Canegrowers call for ban on Brazilian imports

South Africa’s sugar sector is facing severe pressure from a sharp rise in refined sugar imports, which are displacing locally produced sugar and jeopardising jobs and rural economies in KwaZulu-Natal and Mpumalanga.

South African Revenue Service (Sars) data, tracked by SA Canegrowers, shows that January alone recorded 24 600 tons of deep-sea sugar imports from countries including Brazil, India and Thailand. 

This volume for a single month exceeded the total imports recorded for the entire years of 2020, 2021 and 2022 combined.

Imports accelerated markedly in 2025, with nearly 200 000 tons of refined sugar entering the country, driven by low global sugar prices, a stronger rand/dollar exchange rate, and inadequate import tariff protections. Early 2026 figures indicate the trend is continuing, with recent tariff adjustments failing to curb the inflow.

SA Canegrowers chairman Higgins Mdluli highlighted the market dynamics.

“Sugar is being imported by opportunistic agents who take advantage of a low global sugar price and weak local tariff protections, but who sell this sugar locally at similar prices to locally produced sugar,” Mdluli said.

“The profits go to the import agents and result in no savings to consumers in South Africa. This, in turn, means that jobs are being exported at the expense of the SA sugar industry.”

He said the displacement was costing the local industry heavily. 

“This surge of imported refined sugar is displacing locally grown and produced sugar from the South African market,” Mdluli said. 

The sector lost more than R7 000 per ton of displaced local sugar, resulting in a combined impact of R1.5 billion over the 2025/26 season.

He said the industry supported over a million livelihoods and served as a cornerstone for rural communities. 

Mdluli stressed the need for robust protections: “We need a tariff framework that effectively ensures the domestic industry can compete with unfairly subsidised imports. Ensuring a fair trading environment for locally produced sugar is critical if the industry is to remain viable and continue supporting growers, workers and communities.”
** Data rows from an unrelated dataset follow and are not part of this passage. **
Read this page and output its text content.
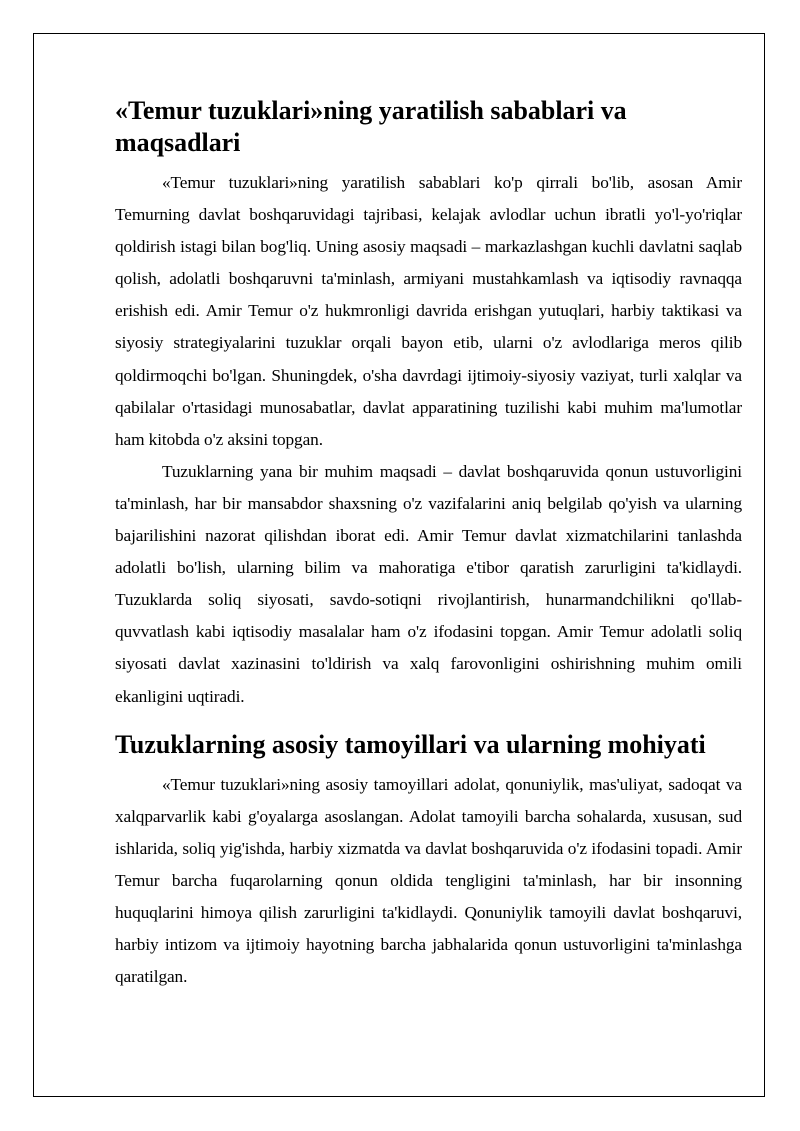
«Temur tuzuklari»ning yaratilish sabablari va maqsadlari

«Temur tuzuklari»ning yaratilish sabablari ko'p qirrali bo'lib, asosan Amir Temurning davlat boshqaruvidagi tajribasi, kelajak avlodlar uchun ibratli yo'l-yo'riqlar qoldirish istagi bilan bog'liq. Uning asosiy maqsadi – markazlashgan kuchli davlatni saqlab qolish, adolatli boshqaruvni ta'minlash, armiyani mustahkamlash va iqtisodiy ravnaqqa erishish edi. Amir Temur o'z hukmronligi davrida erishgan yutuqlari, harbiy taktikasi va siyosiy strategiyalarini tuzuklar orqali bayon etib, ularni o'z avlodlariga meros qilib qoldirmoqchi bo'lgan. Shuningdek, o'sha davrdagi ijtimoiy-siyosiy vaziyat, turli xalqlar va qabilalar o'rtasidagi munosabatlar, davlat apparatining tuzilishi kabi muhim ma'lumotlar ham kitobda o'z aksini topgan.

Tuzuklarning yana bir muhim maqsadi – davlat boshqaruvida qonun ustuvorligini ta'minlash, har bir mansabdor shaxsning o'z vazifalarini aniq belgilab qo'yish va ularning bajarilishini nazorat qilishdan iborat edi. Amir Temur davlat xizmatchilarini tanlashda adolatli bo'lish, ularning bilim va mahoratiga e'tibor qaratish zarurligini ta'kidlaydi. Tuzuklarda soliq siyosati, savdo-sotiqni rivojlantirish, hunarmandchilikni qo'llab-quvvatlash kabi iqtisodiy masalalar ham o'z ifodasini topgan. Amir Temur adolatli soliq siyosati davlat xazinasini to'ldirish va xalq farovonligini oshirishning muhim omili ekanligini uqtiradi.

Tuzuklarning asosiy tamoyillari va ularning mohiyati

«Temur tuzuklari»ning asosiy tamoyillari adolat, qonuniylik, mas'uliyat, sadoqat va xalqparvarlik kabi g'oyalarga asoslangan. Adolat tamoyili barcha sohalarda, xususan, sud ishlarida, soliq yig'ishda, harbiy xizmatda va davlat boshqaruvida o'z ifodasini topadi. Amir Temur barcha fuqarolarning qonun oldida tengligini ta'minlash, har bir insonning huquqlarini himoya qilish zarurligini ta'kidlaydi. Qonuniylik tamoyili davlat boshqaruvi, harbiy intizom va ijtimoiy hayotning barcha jabhalarida qonun ustuvorligini ta'minlashga qaratilgan.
SA Canegrowers has urged the International Trade Administration Commission (Itac) to finalise its tariff review and implement adequate safeguards.

The crisis coincides with other challenges, including the potential liquidation of Tongaat Hulett, South Africa’s only stand-alone sugar refinery. Tongaat Hulett operates three mills and produces white sugar essential for food and beverage manufacturers due to its flavour profile – the precise category flooding the market from abroad.
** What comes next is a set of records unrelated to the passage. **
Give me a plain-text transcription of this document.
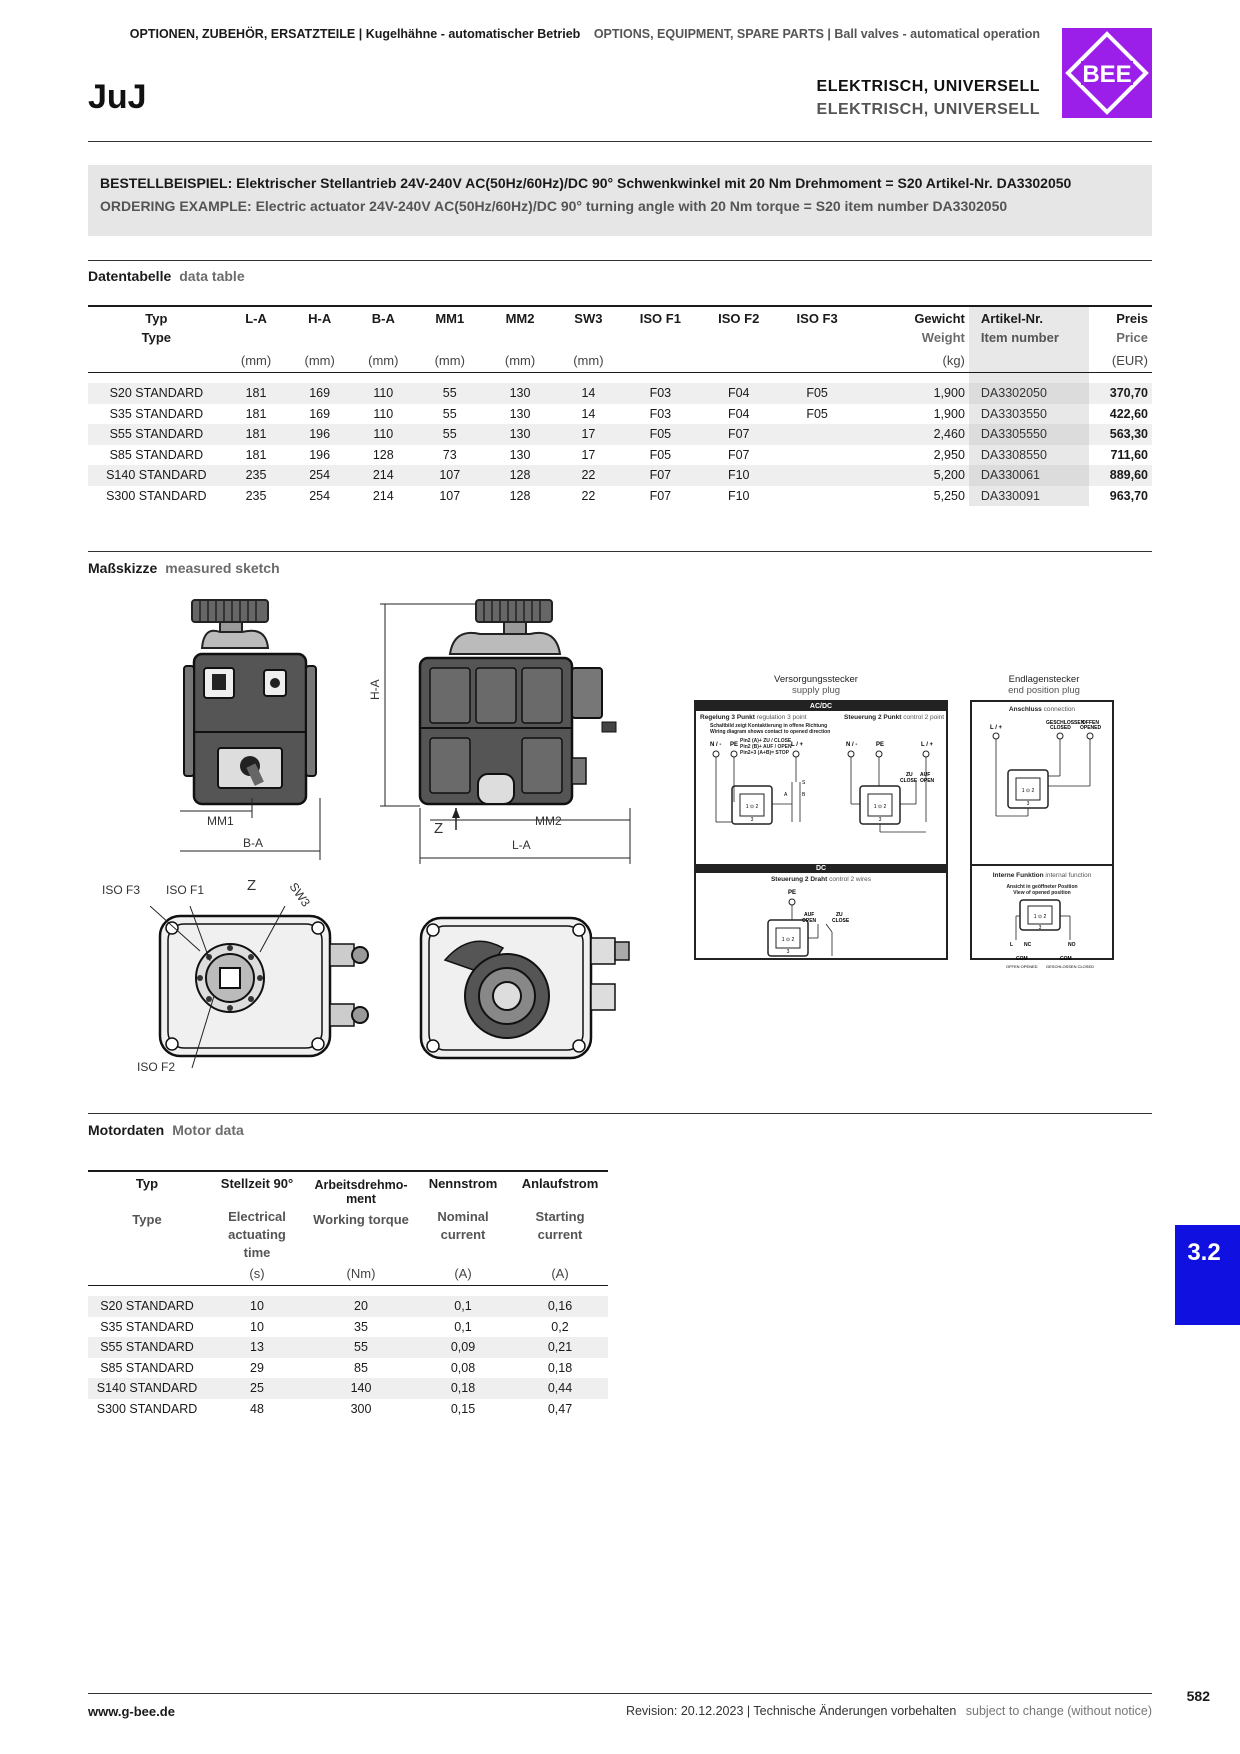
OPTIONEN, ZUBEHÖR, ERSATZTEILE | Kugelhähne - automatischer Betrieb OPTIONS, EQUIPMENT, SPARE PARTS | Ball valves - automatical operation
JuJ	ELEKTRISCH, UNIVERSELL
ELEKTRISCH, UNIVERSELL
BEE
BESTELLBEISPIEL: Elektrischer Stellantrieb 24V-240V AC(50Hz/60Hz)/DC 90° Schwenkwinkel mit 20 Nm Drehmoment = S20 Artikel-Nr. DA3302050
ORDERING EXAMPLE: Electric actuator 24V-240V AC(50Hz/60Hz)/DC 90° turning angle with 20 Nm torque = S20 item number DA3302050
Datentabelle data table
Typ
Type	L-A	H-A	B-A	MM1	MM2	SW3	ISO F1	ISO F2	ISO F3	Gewicht
Weight	Artikel-Nr.
Item number	Preis
Price
	(mm)	(mm)	(mm)	(mm)	(mm)	(mm)				(kg)		(EUR)

S20 STANDARD	181	169	110	55	130	14	F03	F04	F05	1,900	DA3302050	370,70
S35 STANDARD	181	169	110	55	130	14	F03	F04	F05	1,900	DA3303550	422,60
S55 STANDARD	181	196	110	55	130	17	F05	F07		2,460	DA3305550	563,30
S85 STANDARD	181	196	128	73	130	17	F05	F07		2,950	DA3308550	711,60
S140 STANDARD	235	254	214	107	128	22	F07	F10		5,200	DA330061	889,60
S300 STANDARD	235	254	214	107	128	22	F07	F10		5,250	DA330091	963,70
Maßskizze measured sketch
MM1
B-A
H-A
Z	MM2
L-A
ISO F3 ISO F1	Z	SW3
ISO F2
Versorgungsstecker
supply plug
Endlagenstecker
end position plug
AC/DC
Regelung 3 Punkt regulation 3 point	Steuerung 2 Punkt control 2 point
Schaltbild zeigt Kontaktierung in offene Richtung
Wiring diagram shows contact to opened direction
Pin2 (A)+ ZU / CLOSE
Pin2 (B)+ AUF / OPEN
Pin2+3 (A+B)= STOP
N / - PE	L / +
A	B
S
1 ⊙ 2
3
N / -	PE	L / +
ZU AUF
CLOSE OPEN
1 ⊙ 2
3
DC
Steuerung 2 Draht control 2 wires
PE
AUF
OPEN
ZU
CLOSE
1 ⊙ 2
3
Anschluss connection
GESCHLOSSEN
OFFEN
CLOSED OPENED
L / +
1 ⊙ 2
3
Interne Funktion internal function
Ansicht in geöffneter Position
View of opened position
1 ⊙ 2
3
L NC	NO
COM	COM
OFFEN OPENED GESCHLOSSEN CLOSED
Motordaten Motor data
Typ	Stellzeit 90°	Arbeitsdrehmo-ment	Nennstrom	Anlaufstrom
Type	Electrical actuating time	Working torque	Nominal current	Starting current
	(s)	(Nm)	(A)	(A)

S20 STANDARD	10	20	0,1	0,16
S35 STANDARD	10	35	0,1	0,2
S55 STANDARD	13	55	0,09	0,21
S85 STANDARD	29	85	0,08	0,18
S140 STANDARD	25	140	0,18	0,44
S300 STANDARD	48	300	0,15	0,47
3.2
582
www.g-bee.de	Revision: 20.12.2023 | Technische Änderungen vorbehalten subject to change (without notice)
Last week, Minister of Trade, Industry and Competition Parks Tau engaged directly with the sugar industry and Itac representatives.
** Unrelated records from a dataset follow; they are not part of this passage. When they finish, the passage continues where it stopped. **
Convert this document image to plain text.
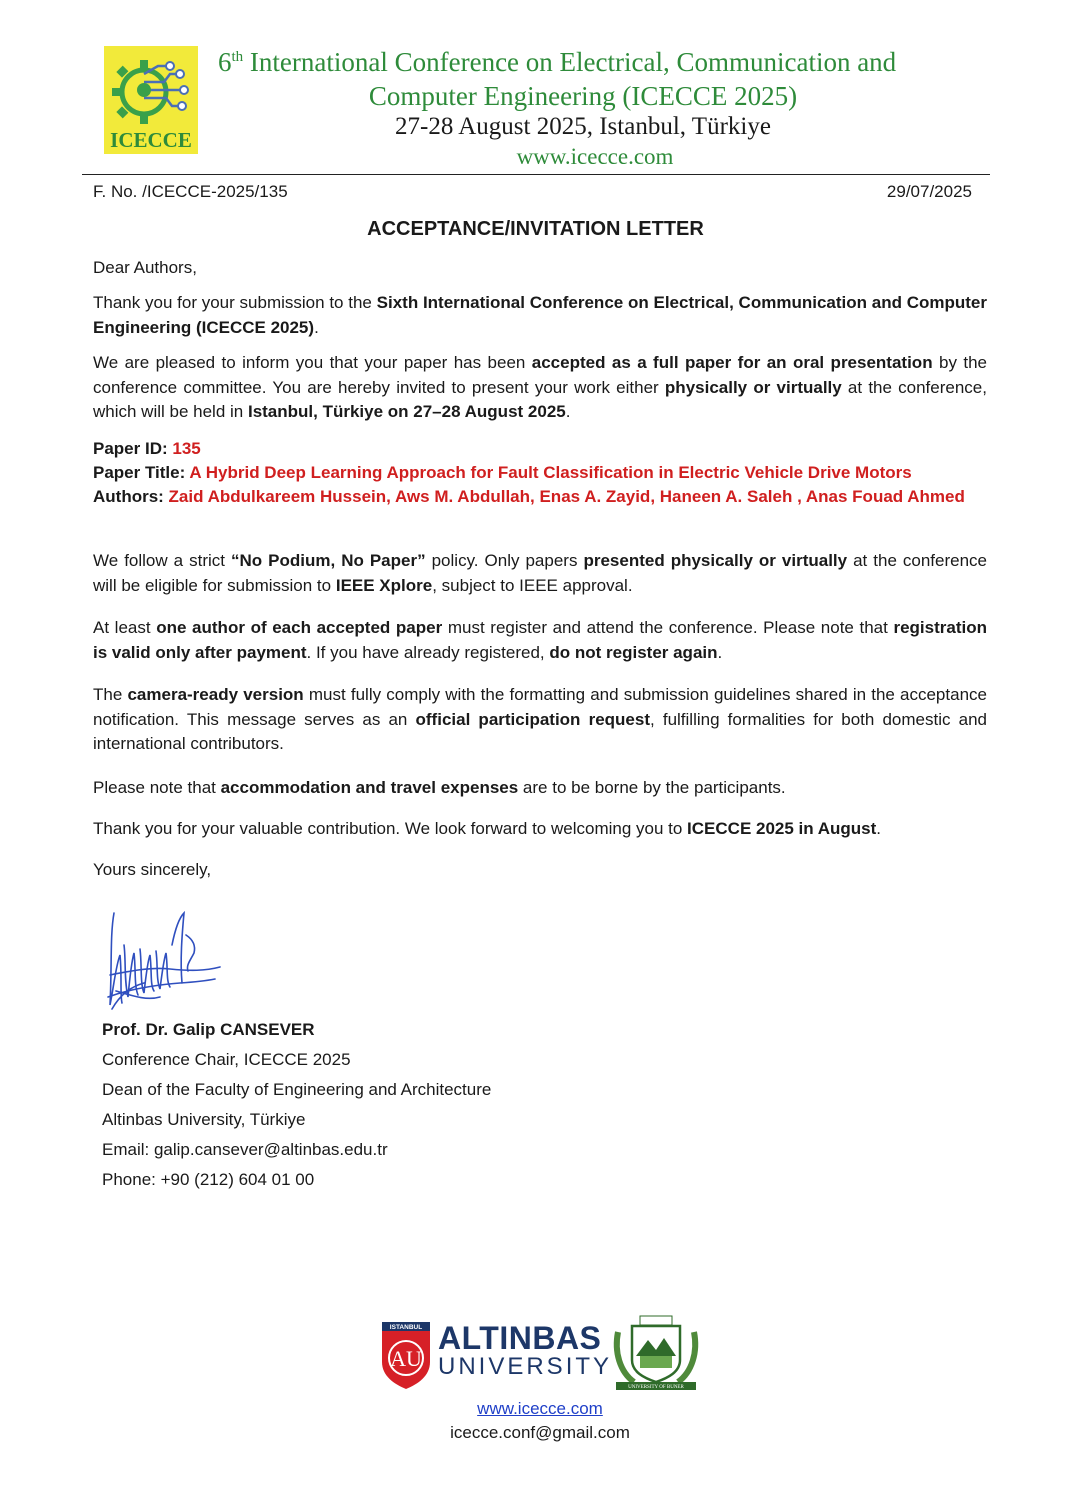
ICECCE
6th International Conference on Electrical, Communication and
Computer Engineering (ICECCE 2025)
27-28 August 2025, Istanbul, Türkiye
www.icecce.com
F. No. /ICECCE-2025/135	29/07/2025
ACCEPTANCE/INVITATION LETTER
Dear Authors,
Thank you for your submission to the Sixth International Conference on Electrical, Communication and Computer Engineering (ICECCE 2025).
We are pleased to inform you that your paper has been accepted as a full paper for an oral presentation by the conference committee. You are hereby invited to present your work either physically or virtually at the conference, which will be held in Istanbul, Türkiye on 27–28 August 2025.
Paper ID: 135
Paper Title: A Hybrid Deep Learning Approach for Fault Classification in Electric Vehicle Drive Motors
Authors: Zaid Abdulkareem Hussein, Aws M. Abdullah, Enas A. Zayid, Haneen A. Saleh , Anas Fouad Ahmed
We follow a strict “No Podium, No Paper” policy. Only papers presented physically or virtually at the conference will be eligible for submission to IEEE Xplore, subject to IEEE approval.
At least one author of each accepted paper must register and attend the conference. Please note that registration is valid only after payment. If you have already registered, do not register again.
The camera-ready version must fully comply with the formatting and submission guidelines shared in the acceptance notification. This message serves as an official participation request, fulfilling formalities for both domestic and international contributors.
Please note that accommodation and travel expenses are to be borne by the participants.
Thank you for your valuable contribution. We look forward to welcoming you to ICECCE 2025 in August.
Yours sincerely,
Prof. Dr. Galip CANSEVER
Conference Chair, ICECCE 2025
Dean of the Faculty of Engineering and Architecture
Altinbas University, Türkiye
Email: galip.cansever@altinbas.edu.tr
Phone: +90 (212) 604 01 00
ISTANBUL
AU
ALTINBAS
UNIVERSITY
UNIVERSITY OF BUNER
www.icecce.com
icecce.conf@gmail.com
Mdluli called for diplomatic intervention following President Cyril Ramaphosa’s recent state visit to Brazil.

“On the back of the state visit to Brazil, we urge President Cyril Ramaphosa to discuss this matter with President Da Silva and to insist that sugar imports to South Africa from Brazil are stopped immediately, as the country is self-sufficient in sugar production,” he said.

He added that resolving the Tongaat Hulett crisis was essential for the stability of the industry.

“We remain hopeful that a workable solution can be found. However, even if Tongaat Hulett is rescued, it will operate in an environment where weak import tariffs undermine its core business, unless the tariff is urgently resolved,” Mdluli said.